These events--especially the New York decision--are victories in the fight for gay and lesbian equality. New York has joined a handful of other states where people who love each other can make a legal commitment in a public ceremony and announce to the world at large: We are men and women with hopes and dreams. The promise of freedom, equality, and happiness in the Declaration of Independence applies to us, just as it applies to you.
And yet, as important as these victories are, and as critical to celebrate, they still leave me hoping that our country will live up to another ideal that struck me in Whitman's poetry. Not only should everyone be free to love whomever they want and marry anyone they wish, but they should be able to work when they need to.
Today's politicians and pundits seem to have forgotten the unemployed in their endless debates about wealth creation, capital gain reduction, and high corporate taxes. How rarely we hear about the factory worker, the contractor, the construction worker whose lives have been upended by the prolonged economic disaster. They're not on the morning talk shows, or called to congressional hearings. They don't write the op-ed pieces. Mostly they're forgotten and ignored.
But Whitman wouldn't have forgotten them. What's most shocking about his writing today is not that he loves men or describes "the body electric." What's stunning is his democratic sensibility. He loves everyone. "I contain multitudes," he wrote. He embraced the soul of democracy, its fundamental faith in humankind. He knew that the fate of each one of us is inextricably linked to the fate of all. "Whoever degrades another degrades me," he wrote. "I speak the password primeval, I give the sign of democracy./By God, I will accept nothing which all cannot have their counterpart of on the same terms."
Where does this deep devotion come from? This isn't someone who reduces the idea of democracy to an abstract concept like voting, or a knowledge of civics. He knows in his gut that people share so much, if only we had the eyes to see and the willingness to reach out to our fellow beings.
Whitman looks across America and sees himself in whomever he meets: "the horseman in his saddle,/Girls, mothers, house-keepers, in all their performances,/The group of laborers seated at noon-time with their open dinner-kettles, and their wives waiting,/The female soothing a child--the farmer's daughter in the garden or cow-yard,/The young fellow hoeing corn."
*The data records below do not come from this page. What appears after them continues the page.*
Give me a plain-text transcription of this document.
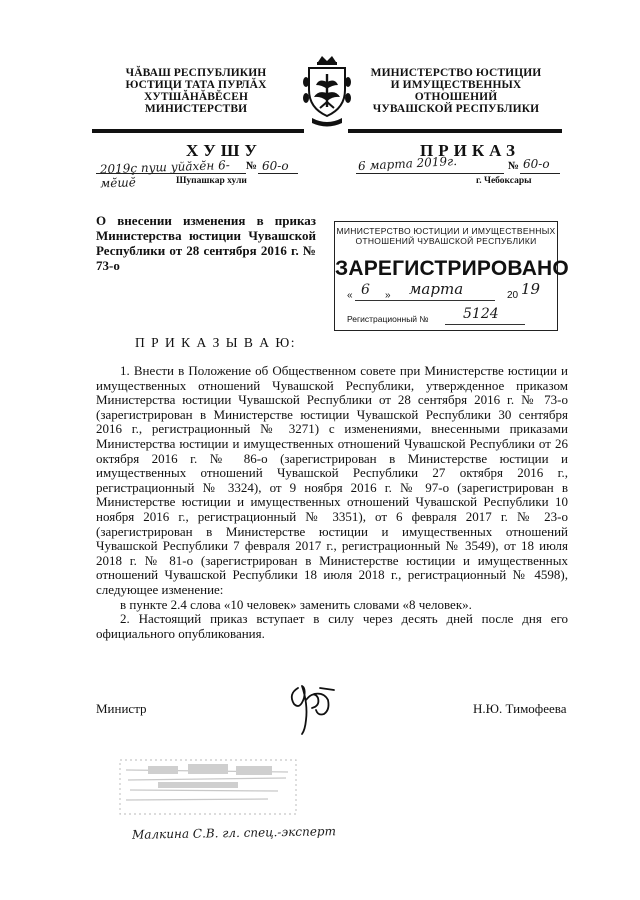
ЧĂВАШ РЕСПУБЛИКИН
ЮСТИЦИ ТАТА ПУРЛĂХ
ХУТШĂНĂВĔСЕН
МИНИСТЕРСТВИ
МИНИСТЕРСТВО ЮСТИЦИИ
И ИМУЩЕСТВЕННЫХ
ОТНОШЕНИЙ
ЧУВАШСКОЙ РЕСПУБЛИКИ
ХУШУ	ПРИКАЗ
2019ç пуш уйăхĕн 6-мĕшĕ
№ 60-о
Шупашкар хули
6 марта 2019г.	№ 60-о
г. Чебоксары
О внесении изменения в приказ Министерства юстиции Чувашской Республики от 28 сентября 2016 г. № 73-о
МИНИСТЕРСТВО ЮСТИЦИИ И ИМУЩЕСТВЕННЫХ
ОТНОШЕНИЙ ЧУВАШСКОЙ РЕСПУБЛИКИ
ЗАРЕГИСТРИРОВАНО
« 6 » марта	20 19
Регистрационный № 5124
П Р И К А З Ы В А Ю:

1. Внести в Положение об Общественном совете при Министерстве юстиции и имущественных отношений Чувашской Республики, утвержденное приказом Министерства юстиции Чувашской Республики от 28 сентября 2016 г. № 73-о (зарегистрирован в Министерстве юстиции Чувашской Республики 30 сентября 2016 г., регистрационный № 3271) с изменениями, внесенными приказами Министерства юстиции и имущественных отношений Чувашской Республики от 26 октября 2016 г. № 86-о (зарегистрирован в Министерстве юстиции и имущественных отношений Чувашской Республики 27 октября 2016 г., регистрационный № 3324), от 9 ноября 2016 г. № 97-о (зарегистрирован в Министерстве юстиции и имущественных отношений Чувашской Республики 10 ноября 2016 г., регистрационный № 3351), от 6 февраля 2017 г. № 23-о (зарегистрирован в Министерстве юстиции и имущественных отношений Чувашской Республики 7 февраля 2017 г., регистрационный № 3549), от 18 июля 2018 г. № 81-о (зарегистрирован в Министерстве юстиции и имущественных отношений Чувашской Республики 18 июля 2018 г., регистрационный № 4598), следующее изменение:

в пункте 2.4 слова «10 человек» заменить словами «8 человек».

2. Настоящий приказ вступает в силу через десять дней после дня его официального опубликования.

Министр	Н.Ю. Тимофеева
Малкина С.В. гл. спец.-эксперт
It's ironic that Whitman chose to celebrate what we share at a time when Americans were less dependent on each other than we are today. Many more people lived on farms in the nineteenth century, and so they could be a lot more self-reliant: growing their own food, sewing their clothes, building their own homes. But rather than applauding what each American could do in isolation, Whitman embraced all of us together: "I hear America singing."